The google-mcp-doctor CLI drives all of it except the console clicks: doctor scopes prints the APIs and scopes to enable, doctor auth <email> runs the consent flow and writes the token, and doctor / doctor status confirm every account is authorized and reachable.

Credentials never live in the repo.

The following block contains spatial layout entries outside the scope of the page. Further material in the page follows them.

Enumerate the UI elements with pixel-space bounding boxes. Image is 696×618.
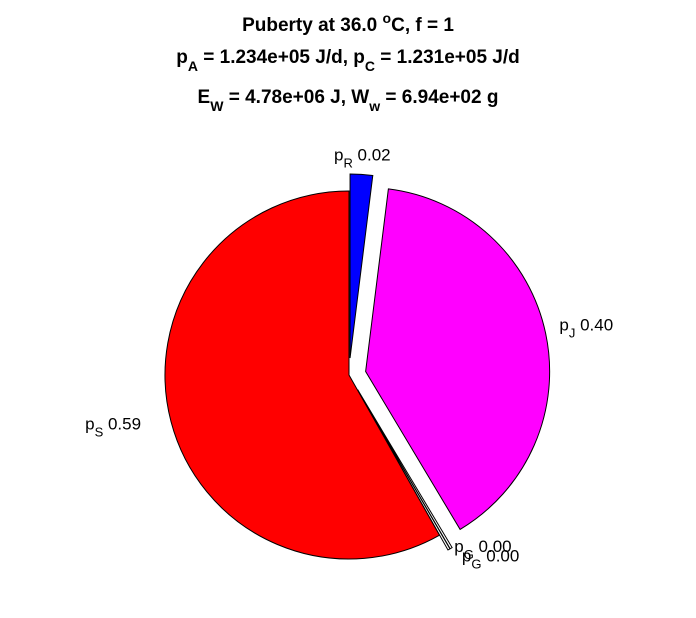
title-line-3: EW = 4.78e+06 J, Ww = 6.94e+02 g (198, 87, 499, 114)
title-line-1: Puberty at 36.0 oC, f = 1 (242, 10, 454, 36)
pie-slice-s-4 (164, 190, 441, 560)
slice-label-r-0: pR 0.02 (334, 145, 391, 170)
slice-label-s-4: pS 0.59 (85, 415, 141, 440)
pie-slices (164, 173, 551, 560)
slice-label-g-3: pG 0.00 (462, 547, 519, 572)
title-line-2: pA = 1.234e+05 J/d, pC = 1.231e+05 J/d (176, 47, 520, 74)
pie-slice-r-0 (349, 173, 374, 359)
slice-label-g-2: pG 0.00 (454, 537, 511, 562)
pie-slice-g-3 (357, 389, 451, 551)
slice-label-j-1: pJ 0.40 (559, 316, 613, 341)
pie-slice-j-1 (365, 188, 551, 531)
chart-title: Puberty at 36.0 oC, f = 1 pA = 1.234e+05… (176, 10, 520, 114)
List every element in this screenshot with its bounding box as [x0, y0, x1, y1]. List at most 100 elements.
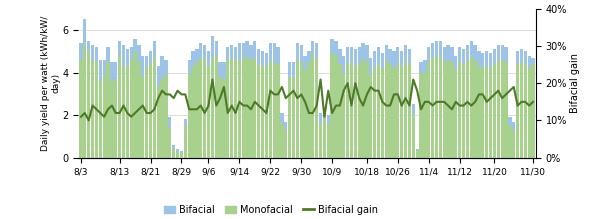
Bar: [415, 151, 419, 158]
Bar: [180, 154, 183, 158]
Bar: [412, 115, 415, 158]
Bar: [126, 49, 129, 158]
Bar: [489, 53, 492, 158]
Bar: [415, 149, 419, 158]
Bar: [145, 56, 148, 158]
Bar: [377, 64, 380, 158]
Bar: [126, 66, 129, 158]
Bar: [369, 75, 373, 158]
Bar: [385, 45, 388, 158]
Bar: [161, 79, 164, 158]
Bar: [110, 81, 114, 158]
Bar: [288, 62, 291, 158]
Bar: [350, 47, 353, 158]
Bar: [516, 51, 520, 158]
Bar: [257, 64, 260, 158]
Bar: [187, 75, 191, 158]
Bar: [439, 41, 442, 158]
Bar: [311, 41, 314, 158]
Bar: [412, 104, 415, 158]
Bar: [268, 62, 272, 158]
Bar: [114, 62, 117, 158]
Bar: [211, 36, 214, 158]
Bar: [504, 62, 507, 158]
Bar: [358, 64, 361, 158]
Bar: [83, 45, 87, 158]
Bar: [516, 64, 520, 158]
Bar: [504, 47, 507, 158]
Bar: [334, 56, 338, 158]
Bar: [219, 77, 222, 158]
Bar: [481, 68, 485, 158]
Bar: [203, 45, 206, 158]
Bar: [172, 149, 175, 158]
Bar: [396, 64, 400, 158]
Bar: [466, 45, 469, 158]
Bar: [485, 66, 488, 158]
Bar: [454, 56, 458, 158]
Bar: [435, 41, 438, 158]
Bar: [307, 62, 311, 158]
Bar: [172, 145, 175, 158]
Bar: [203, 58, 206, 158]
Bar: [99, 81, 102, 158]
Bar: [284, 130, 287, 158]
Bar: [369, 58, 373, 158]
Bar: [520, 62, 523, 158]
Bar: [187, 60, 191, 158]
Bar: [149, 51, 152, 158]
Bar: [234, 60, 237, 158]
Bar: [300, 45, 303, 158]
Bar: [83, 19, 87, 158]
Bar: [214, 56, 218, 158]
Bar: [87, 41, 90, 158]
Bar: [427, 47, 430, 158]
Bar: [423, 72, 427, 158]
Bar: [134, 51, 137, 158]
Bar: [346, 64, 349, 158]
Bar: [102, 75, 106, 158]
Bar: [129, 47, 133, 158]
Bar: [361, 58, 365, 158]
Bar: [276, 47, 280, 158]
Bar: [431, 43, 434, 158]
Bar: [524, 64, 527, 158]
Bar: [249, 60, 253, 158]
Bar: [134, 39, 137, 158]
Bar: [342, 56, 346, 158]
Bar: [107, 47, 110, 158]
Bar: [431, 58, 434, 158]
Bar: [184, 126, 187, 158]
Bar: [420, 72, 423, 158]
Bar: [315, 43, 318, 158]
Bar: [161, 56, 164, 158]
Bar: [253, 41, 256, 158]
Bar: [477, 51, 480, 158]
Bar: [319, 124, 322, 158]
Bar: [168, 117, 172, 158]
Bar: [230, 45, 234, 158]
Bar: [110, 62, 114, 158]
Bar: [512, 130, 515, 158]
Bar: [87, 51, 90, 158]
Bar: [303, 56, 307, 158]
Bar: [157, 66, 160, 158]
Bar: [327, 115, 330, 158]
Bar: [95, 62, 98, 158]
Bar: [508, 126, 512, 158]
Bar: [454, 71, 458, 158]
Bar: [137, 45, 141, 158]
Bar: [485, 51, 488, 158]
Bar: [195, 49, 199, 158]
Bar: [458, 47, 461, 158]
Bar: [489, 68, 492, 158]
Bar: [388, 49, 392, 158]
Bar: [99, 60, 102, 158]
Bar: [373, 51, 376, 158]
Bar: [481, 53, 485, 158]
Bar: [473, 45, 477, 158]
Bar: [473, 60, 477, 158]
Bar: [164, 60, 167, 158]
Bar: [273, 43, 276, 158]
Bar: [365, 45, 368, 158]
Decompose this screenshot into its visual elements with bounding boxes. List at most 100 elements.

Tokens and the client secret live in the ignored ~/.google-mcp/ config directory, and .gitignore also blocks common credential filenames.

For the full, step-by-step Google Cloud walkthrough (enabling APIs, declaring scopes, consent-screen and test-user setup, and what an agent can automate), see PROVISIONING.md.

Development

bun install
bun run check     # lint-fix, build, typecheck, test, knip

See CONTRIBUTING.md for the full task list, AGENTS.md for the per-service pattern, EXTENDING.md for the add-a-service recipe, ADDING-A-SERVICE.md for the end-to-end service playbook, and CHANGELOG.md for release history.

Services

| Service | Status | Operations | |---|---|---| | Gmail | ✅ Implemented | 33 operations: threads, messages, drafts, labels, filters, attachments | | Calendar | ✅ Implemented | 25 operations: events, calendars, free/busy, meeting-time suggestions | | Sheets | ✅ Implemented | 15 operations: spreadsheets, values, batch and data-filter reads/writes, developer metadata | | Docs | ✅ Implemented | 9 operations: document reads and creation, curated text editing and styling | | Drive | ✅ Implemented | 35 operations: files, search, content, comments, revisions, shared drives |

Gmail is the reference (canary) implementation; Calendar is its first replication; Sheets and Docs are methods-only (Google publishes no MCP toolset for them); Drive carries both wings; each new service mirrors the same shape.